Já Índia, Coreia do Sul e Vietnã estão em uma categoria diferente: a página de suporte do Google afirma diretamente que, nesses três países, “você só verá essa configuração se tiver uma assinatura AI Ultra”.
Antes dessa atualização, ter uma imagem do Gemini sem marca d’água significava recorrer a soluções fora do Google: extensões de navegador, ferramentas de recorte e clonagem ou scripts do GitHub feitos para tirar a marca do canto das saídas do Nano Banana. A Android Authority já tinha encontrado indícios de uma configuração oficial de remoção em uma análise do APK do Gemini em julho, semanas antes de o Google confirmar o recurso. Nenhuma dessas alternativas de terceiros era autorizada, e rodar um script desconhecido nos próprios arquivos trazia risco extra, além de ficar numa área cinzenta em relação aos termos do Google.
Um botão oficial fecha essa lacuna. Não há código de terceiros para confiar nem ambiguidade sobre se remover a marca viola alguma regra, já que é o próprio Google quem oferece a opção.
O efeito maior recai sobre o uso comercial.
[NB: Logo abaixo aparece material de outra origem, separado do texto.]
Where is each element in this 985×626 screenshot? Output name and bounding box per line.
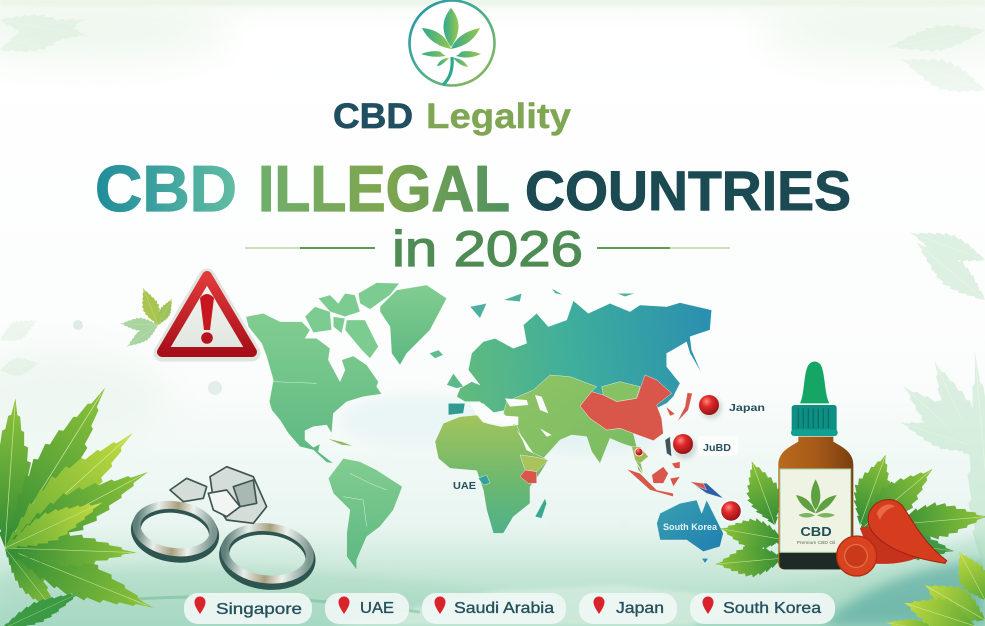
dropper bulb xyxy=(800,361,829,403)
warning sign xyxy=(120,276,252,353)
marker: JuBD xyxy=(673,434,696,459)
label: Japan: Japan xyxy=(729,402,765,414)
British Isles xyxy=(447,373,463,388)
red capsules xyxy=(837,500,947,576)
map markers xyxy=(635,395,742,522)
pill: Singapore xyxy=(184,593,312,624)
pill: Singapore: Singapore xyxy=(216,601,302,618)
pill: Saudi Arabia xyxy=(422,593,566,624)
Caribbean xyxy=(327,438,353,446)
Japan xyxy=(677,393,692,422)
Kenya xyxy=(520,470,537,483)
title: ILLEGAL xyxy=(258,152,510,225)
title: CBD xyxy=(95,152,237,225)
label: JuBD xyxy=(698,436,738,456)
Borneo xyxy=(652,467,668,483)
CBD scene leaves xyxy=(714,448,985,626)
label: JuBD: JuBD xyxy=(703,442,731,454)
Thailand and Indochina xyxy=(632,447,648,463)
Arctic archipelagos xyxy=(470,288,635,318)
map: Americas and Greenland xyxy=(246,283,447,570)
Mongolia xyxy=(602,382,640,402)
label: UAE: UAE xyxy=(453,480,476,492)
marker: Southeast Asia xyxy=(635,448,643,456)
title xyxy=(95,152,851,225)
label leaf xyxy=(796,479,837,518)
logo wordmark: Legality xyxy=(426,97,572,136)
logo wordmark xyxy=(333,97,572,136)
subtitle: in 2026 xyxy=(392,221,583,277)
Africa xyxy=(435,415,548,533)
logo icon xyxy=(410,0,494,86)
logo wordmark: CBD xyxy=(333,97,413,136)
China xyxy=(580,375,672,441)
Gulf of Guinea accent xyxy=(478,475,490,485)
map: Eurasia, Africa, Oceania xyxy=(435,288,723,563)
pill: Saudi Arabia: Saudi Arabia xyxy=(454,600,554,617)
Australia xyxy=(657,500,723,552)
Iceland xyxy=(429,350,443,358)
world map xyxy=(246,283,723,570)
bottle label: Premium CBD Oil xyxy=(797,540,835,545)
bottle cap xyxy=(791,405,838,436)
pill: South Korea: South Korea xyxy=(723,600,821,617)
small leaf behind sign xyxy=(120,285,178,352)
bottle base xyxy=(779,550,853,569)
handcuffs xyxy=(133,467,313,589)
South America xyxy=(328,458,402,570)
Horn of Africa xyxy=(520,455,548,472)
bottle body xyxy=(778,437,853,569)
pill: Japan xyxy=(579,593,677,624)
seas xyxy=(470,342,697,453)
Philippines xyxy=(665,437,672,457)
Madagascar xyxy=(535,498,547,518)
marker: Japan xyxy=(699,395,722,419)
marker: South Korea xyxy=(720,500,742,522)
Iberia xyxy=(448,403,465,415)
New Guinea xyxy=(690,482,723,498)
pill: Japan: Japan xyxy=(616,600,664,617)
title: COUNTRIES xyxy=(525,159,851,222)
Arctic islands xyxy=(305,283,399,358)
pill: UAE xyxy=(325,593,409,624)
North America xyxy=(246,313,382,463)
country pills xyxy=(184,593,835,624)
Greenland xyxy=(380,285,447,365)
cuff ring: right xyxy=(221,523,313,589)
Korea xyxy=(666,407,675,416)
map labels xyxy=(453,402,765,533)
Sumatra and Java xyxy=(627,469,673,497)
pale background leaves: right side xyxy=(891,220,985,626)
pill: UAE: UAE xyxy=(360,600,394,617)
cannabis leaf: bottom left xyxy=(0,375,161,626)
Middle East, Central and South Asia xyxy=(503,375,643,473)
CBD bottle xyxy=(778,361,853,569)
Sulawesi xyxy=(670,477,680,487)
bottle label xyxy=(780,469,851,552)
label: South Korea: South Korea xyxy=(663,522,718,533)
cuff ring: left xyxy=(133,500,217,563)
Tasmania xyxy=(702,558,708,563)
Eurasia xyxy=(457,301,712,417)
cuff chain xyxy=(170,467,267,523)
pale background leaves: top corners and left edge xyxy=(0,5,985,380)
bottle label: CBD xyxy=(800,524,832,539)
pill: South Korea xyxy=(690,593,835,624)
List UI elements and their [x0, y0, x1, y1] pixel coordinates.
Profissionais de marketing e editores de vídeo que inserem clipes gerados por IA em produções finais agora têm um sinal visual a menos indicando que a cena começou como uma saída de máquina. O Flow já disputa esse público ao lado das ferramentas do nosso comparativo dos melhores geradores de vídeo com IA, e uma marca d’água persistente na tela sempre foi um dos sinais mais claros para distinguir uma edição finalizada de um rascunho gerado por IA. As camadas invisíveis de SynthID e C2PA significam que nada sobre a origem do arquivo realmente desaparece; ela só deixa de ser visível para quem está olhando.
Abra o app Gemini, toque em Configurações no canto inferior esquerdo, selecione Media Watermark e desative a opção. A mudança se aplica a novas imagens, vídeos e músicas geradas depois disso, não a arquivos que você já criou.
Portugal, como membro da União Europeia, fica sujeito às regras de rotulagem do Artigo 50 do AI Act, que exigem que conteúdo gerado por IA carregue identificação visível e clara. O Google trata a marca d'água visível como parte do cumprimento dessa exigência, então o botão Media Watermark não aparece em nenhuma conta da UE, incluindo as portuguesas.
Não. O SynthID é uma marca d'água invisível embutida em todo arquivo gerado por IA que o Gemini produz, seja pelo Nano Banana, pelo Omni ou pelo Lyria, e ela permanece ali independentemente da configuração do Media Watermark, que afeta só a marca visível na tela.
A União Europeia não recebe o botão; a marca d'água visível continua ativa por lá devido às exigências de rotulagem do AI Act. Índia, Coreia do Sul e Vietnã têm acesso apenas com assinatura paga AI Ultra. Em todos os outros lugares, incluindo o Brasil, a configuração está disponível para todas as contas.
Sim. O Flow, editor de vídeo com IA do Google, é um dos dois primeiros produtos a receber a configuração Media Watermark, junto com o app Gemini. O suporte para a Busca do Google está sendo lançado separadamente e foi descrito como algo a caminho.
Não. É uma configuração criada e disponibilizada pelo próprio Google dentro do app Gemini, diferente de extensões e scripts de terceiros para remoção de marca d'água, que ficam numa área cinzenta fora do controle do Google.
Não. A documentação de suporte do Google afirma que a configuração Media Watermark não está disponível em contas de trabalho ou escola, que mantêm a marca d'água visível aplicada independentemente do plano.